The move is the president’s latest effort to overhaul the federal workforce, which he views as an impediment to carrying out his policies. During his second term, he has directed agencies to shrink their staffing, terminated union contracts in the name of national security and taken other steps that critics argue politicizes federal employment.
Wednesday’s executive order reclassifies about 8,000 senior policy positions into a new category called Schedule Policy/Career. They include directors, chiefs of staffs, senior advisers, policy analysts and those with “significant involvement” in drafting regulations and determining who gets federal grants.
“Agencies can remove employees in Schedule Policy/Career for poor performance, misconduct, corruption, or subversion of Presidential directives without lengthy procedural hurdles that often prevent accountability,” according to a White House fact sheet.

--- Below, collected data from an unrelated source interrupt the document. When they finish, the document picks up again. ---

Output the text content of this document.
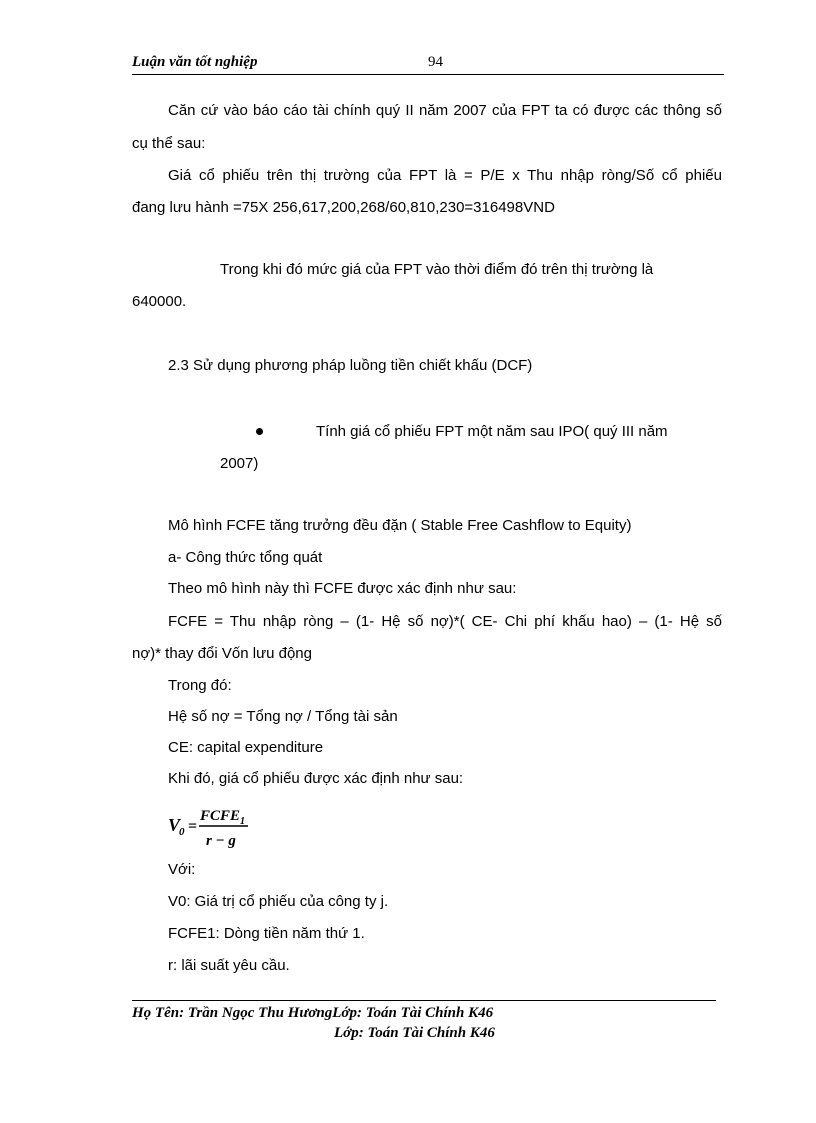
Luận văn tốt nghiệp	94
Căn cứ vào báo cáo tài chính quý II năm 2007 của FPT ta có được các thông số
cụ thể sau:
Giá cổ phiếu trên thị trường của FPT là = P/E x Thu nhập ròng/Số cổ phiếu
đang lưu hành =75X 256,617,200,268/60,810,230=316498VND
Trong khi đó mức giá của FPT vào thời điểm đó trên thị trường là
640000.
2.3 Sử dụng phương pháp luồng tiền chiết khấu (DCF)
Tính giá cổ phiếu FPT một năm sau IPO( quý III năm
2007)
Mô hình FCFE tăng trưởng đều đặn ( Stable Free Cashflow to Equity)
a- Công thức tổng quát
Theo mô hình này thì FCFE được xác định như sau:
FCFE = Thu nhập ròng – (1- Hệ số nợ)*( CE- Chi phí khấu hao) – (1- Hệ số
nợ)* thay đổi Vốn lưu động
Trong đó:
Hệ số nợ = Tổng nợ / Tổng tài sản
CE: capital expenditure
Khi đó, giá cổ phiếu được xác định như sau:
V
0 =
FCFE 1
r − g
Với:
V0: Giá trị cổ phiếu của công ty j.
FCFE1: Dòng tiền năm thứ 1.
r: lãi suất yêu cầu.
Họ Tên: Trần Ngọc Thu HươngLớp: Toán Tài Chính K46
Lớp: Toán Tài Chính K46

Attempts to shift policy personnel into at-will positions dates back to the end of Trump’s first term, when he signed an order creating a new category called Schedule F, which could have affected an estimated 50,000 workers. Former President Joe Biden reversed that directive, but Trump quickly revived the effort when he took office last year. The Office of Personnel Management finalized a rule creating the category in February.
“This is very much about accountability,” OPM director Scott Kupor told reporters Wednesday. “It’s also about a restoration, in our mind, of the democratic process.”
The Schedule Policy/Career designation is currently the subject of several lawsuits.
“When government experts can be fired without cause, it’s not just federal workers who are harmed — it’s the people across the country who rely on these essential services every day,” said Skye Perryman, CEO of Democracy Forward, which brought one of the suits.